Let $\phi$ be a scalar field and $g_{\mu \nu} = \eta_{\mu \nu}+h_{\mu \nu}/M_p$ where $M_p$ is the Planck mass (so we assume we deal with perturbations). Let $\Lambda_2,\Lambda_3$ be energy scales such that $\Lambda_2 \gg \Lambda_3$. These are defined by $\Lambda^2_2 = M_p H_0$ and $\Lambda_3^3 = M_p H_0^2$. The Horndeski action is:
$$S = \int d^4 x \sqrt{-g} \sum^5_{i=2} \mathcal{L}_i,$$
where
\begin{align}
\mathcal{L_2}&=\Lambda_2^4 G_2,\nonumber \\
\mathcal{L_3}&=\Lambda_2^4 G_3 [\Phi], \nonumber \\
\mathcal{L_4}&= M_p^2 G_4 R + \Lambda_2^4 G_{4,X}([\Phi]^2 – [\Phi^2]),\nonumber \\
\mathcal{L_5}&= M_p^2 G_5 G_{\mu \nu}\Phi^{\mu \nu} – \frac{1}{6}\Lambda_2^4 G_{5,X}([\Phi]^3 – 3[\Phi][\Phi^2] + 2[\Phi^3]), \nonumber
\end{align}
where $G_2,G_3,G_4,G_5$ are functions of $\phi$ and $X = -\frac{1}{2}\nabla^\mu \phi \nabla_\mu \phi /\Lambda_2^4$, $\Phi^{\mu}_{ \ \nu}:= \nabla^\mu \nabla_\nu \phi/\Lambda_3^3$ and square brackets indicate the trace, e.g. $[\Phi^2] = \nabla^\mu \nabla_\nu \phi \nabla^\nu \nabla_\mu \phi/\Lambda_3^6$ and $,$ denote partial derivatives. We assume that $\langle \phi \rangle = 0$ on the background, bars will indicate evaluation at the background.

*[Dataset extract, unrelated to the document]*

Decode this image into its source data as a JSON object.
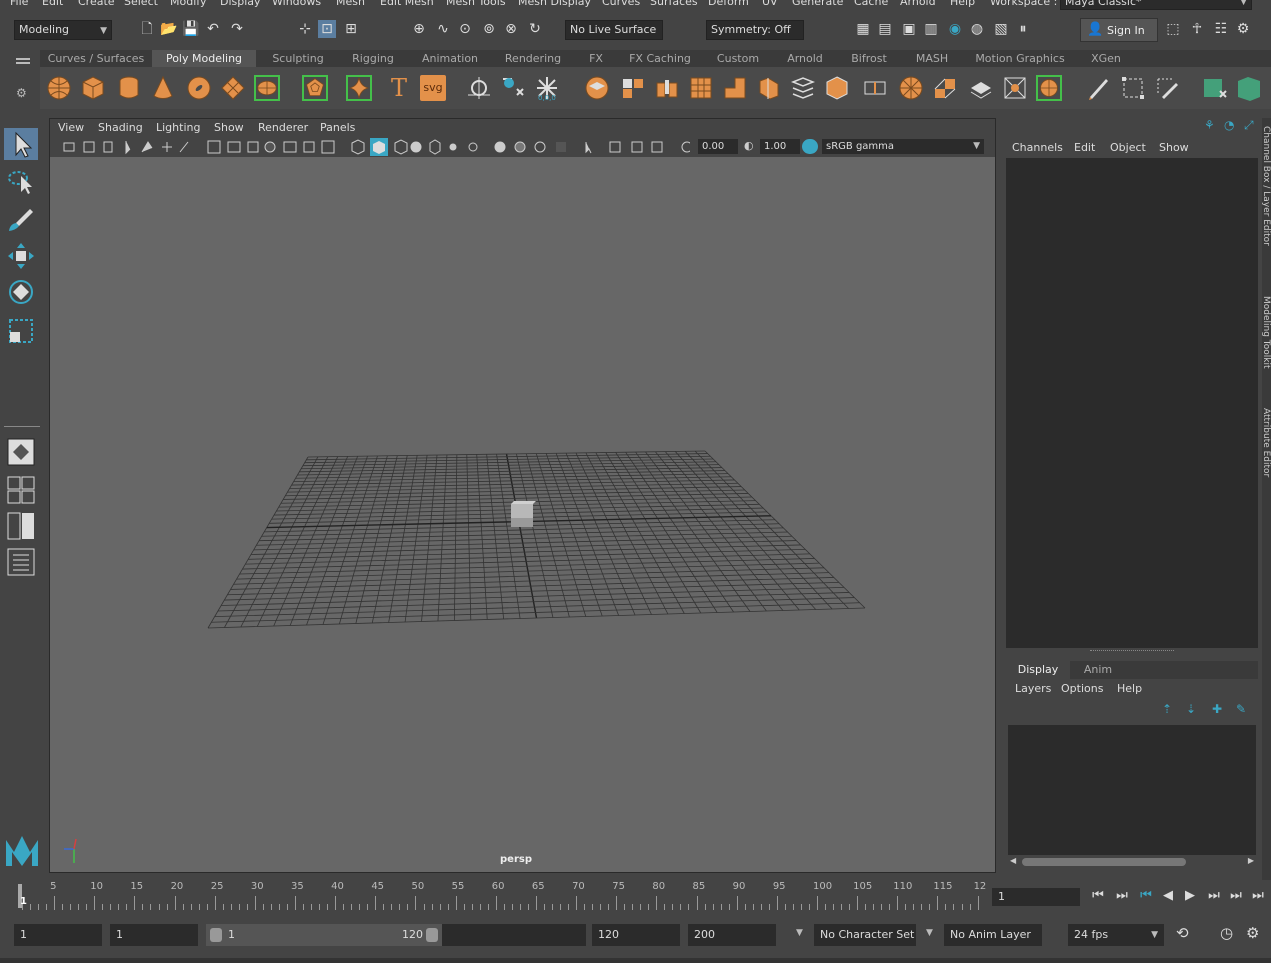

I am trying to derive the expression for the graviton propagator in this theory but it does not work out well. My idea was to identify the Lagrangian for $2$ gravitons (where $h = h^\mu_\mu$):
\begin{align}
\mathcal{L}_{hh} &= \Lambda^4_2 \bar{G}_2\sqrt{-g} + \bar{G}_4 M_{\mathrm{pl}}^2 R \sqrt{-g}\\
&\approx \bar{G}_2 H_0^2 \Big(1+\frac{1}{2}h + \frac{1}{8}h^2 – \frac{1}{4}h_{\mu \nu}h^{\mu \nu}\Big) + \bar{G}_4 \Big(-\frac{1}{2}(\partial_\sigma h)(\partial_\mu h^{\mu \sigma}) + \frac{1}{2}(\partial_\nu h)(\partial^\nu h) + \frac{1}{2}(\partial_\nu h^{\mu \nu})(\partial^\sigma h_{\sigma \mu})+ \frac{1}{2}(\partial^\sigma h_{\sigma \nu})(\partial_\mu h^{\mu \nu}) – \frac{1}{2}(\partial_\nu h)(\partial_\mu h^{\mu \nu}) – \frac{1}{2}(\partial_\beta h^{\mu \nu})(\partial^\beta h_{\mu \nu})\Big).
\end{align}
In ordinary GR one would add the gauge fixing term $-\bar{G}_4 (\partial_\nu h^{\mu \nu} – \frac{1}{2}\partial^\mu h)^2$ so that the last term becomes $\bar{G}_4(\frac{1}{4} (\partial_\nu h)^2 – \frac{1}{2} (\partial_\beta h^{\mu \nu})^2)$. However, in this case in the paper arXiv:1904.05874 they mention that the graviton propagator $\mathcal{P}^{\nu \beta}_{\mu \alpha}$ is found from ($\delta$ is the generalised Kronecker delta):
$$\frac{\bar{G}_4}{2}\mathcal{P}^{\nu \beta}_{\mu \alpha}(p) \delta^{\alpha \rho \mu^\prime}_{\beta \sigma \nu^\prime} p_\rho p^\sigma = -i \delta^{\mu^\prime}_\mu \delta^{\nu^\prime}_\nu.$$
My questions are: How do they get rid of the $\bar{G}_2$ term and what gauge fixing term has taken to arrive at this result for the definition of the propagator?
Best Answer
The propagator relation can be obtained by choosing the gauge term to be $-\bar{G}_2 H_0^2((1/8)h^2 - (1/4)h_{\mu \nu}^2)$ (the reason that this can be done comes from considering the first order equation of motion for the free graviton) since then the Lagrangian reads (the constant term and term proportional to $h$ in $\mathcal{L}_{hh}$ vanish by the equation of motion for $h_{\mu \nu}$):
$$\mathcal{L}_{hh} = -\frac{\bar{G}_4}{4} \delta^{\alpha \rho \mu}_{\beta \sigma \nu} (\partial_\rho h^\beta_\alpha)(\partial^\sigma h^\nu_\mu).$$